ZiF : Il est évident que la partie russe a toujours été prête à négocier, mais…
Harald Kujat : Poutine a négocié dès le début de la guerre, et le résultat a été très positif pour l’Ukraine. Dans le projet de traité du 15 avril 2022 (« Traité sur la neutralité permanente et les garanties de sécurité pour l’Ukraine »), qui ne contenait plus que quelques points en suspens, il était convenu :
– L’Ukraine reste neutre, comme le stipule la Constitution, et ne devient pas membre de l’OTAN.
– Aucune troupe étrangère ne sera stationnée sur son territoire.
– L’Ukraine a désigné des États qui lui ont promis des garanties de sécurité. Il s’agissait par exemple de la Grande-Bretagne, de la Chine, de la Russie, des Etats-Unis et de la France.
– En contrepartie, les forces armées russes se retirent au niveau du 23 février 2022, c’est-à-dire avant l’invasion.

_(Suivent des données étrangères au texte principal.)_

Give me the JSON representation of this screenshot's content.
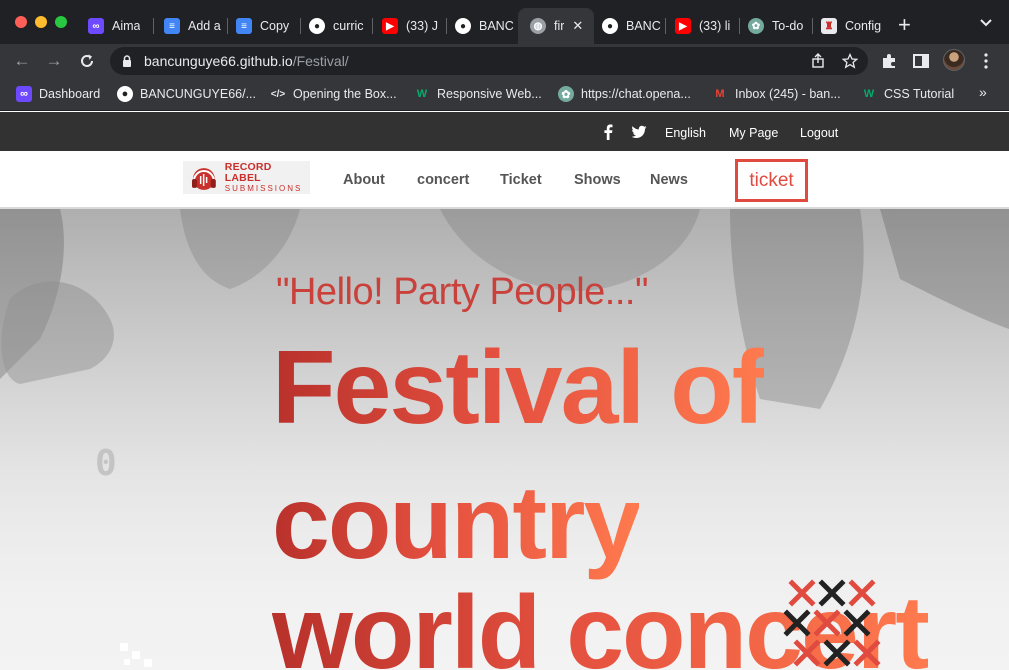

La taille des forces armées ukrainiennes et le nombre de systèmes d’armement individuels de grande envergure étaient encore contestés, de même que la question de savoir si les États garants apporteraient leur aide en cas d’attaque armée contre l’Ukraine, uniquement sur la base d’une décision prise d’un commun accord par tous les États garants. L’Ukraine craignait que la Russie puisse empêcher une telle décision. Ces questions devraient toutefois être résolues à court terme entre les deux présidents. Zelensky, tout comme certains Etats occidentaux qui ont contribué à l’échec de l’accord, a commis une erreur tragique pour son pays en décidant de ne pas conclure le traité.
ZiF : N’y a-t-il pas toujours eu des efforts – également de la part d’autres pays – pour contribuer à mettre fin à la guerre ? Ces efforts ont-ils encore une signification dans le contexte actuel ?
Harald Kujat : La Chine avait déjà fait des propositions constructives il y a quelque temps – également avec le Brésil – pour mettre fin à la guerre en Ukraine. Poutine a qualifié à plusieurs reprises les propositions chinoises de base de départ appropriée pour les négociations. Il existe actuellement des indications selon lesquelles Xi Jinping a invité Trump et Poutine à Pékin le 3 septembre. Cela coïncide à peu près avec l’expiration de l’ultimatum de 50 jours de Trump pour un « deal ». Je considère ce sommet tripartite comme un pas important vers le renforcement des efforts diplomatiques en vue de mettre fin à la guerre.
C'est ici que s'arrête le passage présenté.